Besides page faults and assembly loading, a lot of time is spent setting up a connection to SQL server and initializing the SQL workflow instance store provider. This is another one-time cost.

After this analysis, there are really only two action items that needed to be taken.

  1. Move the demo to a machine with faster disk access. The slow disk access on the virtual machine used for this demo exacerbated the sluggish cold startup.

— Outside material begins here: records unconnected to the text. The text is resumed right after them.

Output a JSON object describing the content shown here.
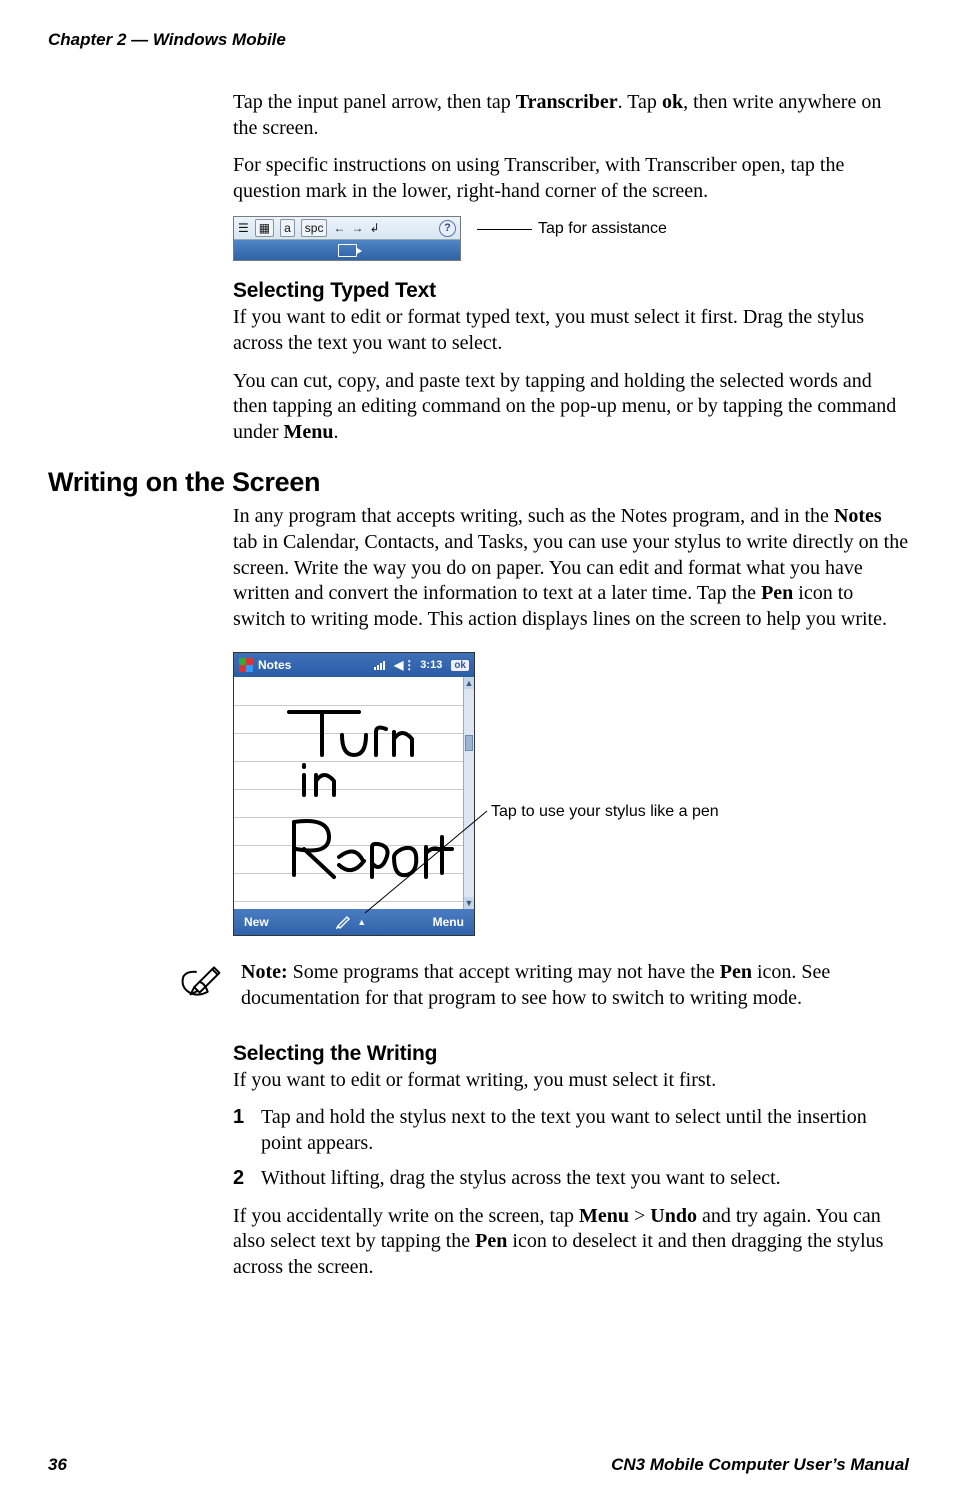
{
  "header": {
    "chapter": "Chapter 2 — Windows Mobile"
  },
  "intro": {
    "p1_a": "Tap the input panel arrow, then tap ",
    "p1_b": "Transcriber",
    "p1_c": ". Tap ",
    "p1_d": "ok",
    "p1_e": ", then write anywhere on the screen.",
    "p2": "For specific instructions on using Transcriber, with Transcriber open, tap the question mark in the lower, right-hand corner of the screen."
  },
  "toolbar": {
    "spc": "spc",
    "a": "a",
    "help": "?",
    "callout": "Tap for assistance"
  },
  "typed": {
    "heading": "Selecting Typed Text",
    "p1": "If you want to edit or format typed text, you must select it first. Drag the stylus across the text you want to select.",
    "p2_a": "You can cut, copy, and paste text by tapping and holding the selected words and then tapping an editing command on the pop-up menu, or by tapping the command under ",
    "p2_b": "Menu",
    "p2_c": "."
  },
  "writing": {
    "heading": "Writing on the Screen",
    "p1_a": "In any program that accepts writing, such as the Notes program, and in the ",
    "p1_b": "Notes",
    "p1_c": " tab in Calendar, Contacts, and Tasks, you can use your stylus to write directly on the screen. Write the way you do on paper. You can edit and format what you have written and convert the information to text at a later time. Tap the ",
    "p1_d": "Pen",
    "p1_e": " icon to switch to writing mode. This action displays lines on the screen to help you write."
  },
  "notes_app": {
    "title": "Notes",
    "clock": "3:13",
    "ok": "ok",
    "new": "New",
    "menu": "Menu",
    "callout": "Tap to use your stylus like a pen"
  },
  "note_block": {
    "a": "Note:",
    "b": " Some programs that accept writing may not have the ",
    "c": "Pen",
    "d": " icon. See documentation for that program to see how to switch to writing mode."
  },
  "sel_writing": {
    "heading": "Selecting the Writing",
    "p1": "If you want to edit or format writing, you must select it first.",
    "steps": [
      {
        "n": "1",
        "text": "Tap and hold the stylus next to the text you want to select until the insertion point appears."
      },
      {
        "n": "2",
        "text": "Without lifting, drag the stylus across the text you want to select."
      }
    ],
    "p2_a": "If you accidentally write on the screen, tap ",
    "p2_b": "Menu",
    "p2_c": " > ",
    "p2_d": "Undo",
    "p2_e": " and try again. You can also select text by tapping the ",
    "p2_f": "Pen",
    "p2_g": " icon to deselect it and then dragging the stylus across the screen."
  },
  "footer": {
    "page": "36",
    "manual": "CN3 Mobile Computer User’s Manual"
  }
}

Running this on a physical machine or a native VHD boot would probably take care of it.
  2. Prep the demo machine before giving the demo. In this case, the audience was subjected to waiting for IIS, WCF, and WF to startup. By adding a dummy WCF service and hitting the WSDL, a lot of this cost could be avoided. Also, AppFabric has the ability to prep a service so that the first user to make a call to a service doesn't have to pay the penalty for all the startup time. Creating a dummy xamlx could improve things even further because it starts the workflow service host and sets up providers like persistence and tracking. RunningĀ a second xamlx was measured to only take 0.27 seconds.

If part of the demo is to write the xamlx code and drop it into the directory, the application pool will be recycled. There is not much that can be done about this, but it will still help to prep the demo machine because it will load the .Net assemblies into shared memory and cut down on the loading costs for subsequent processes using the .Net framework.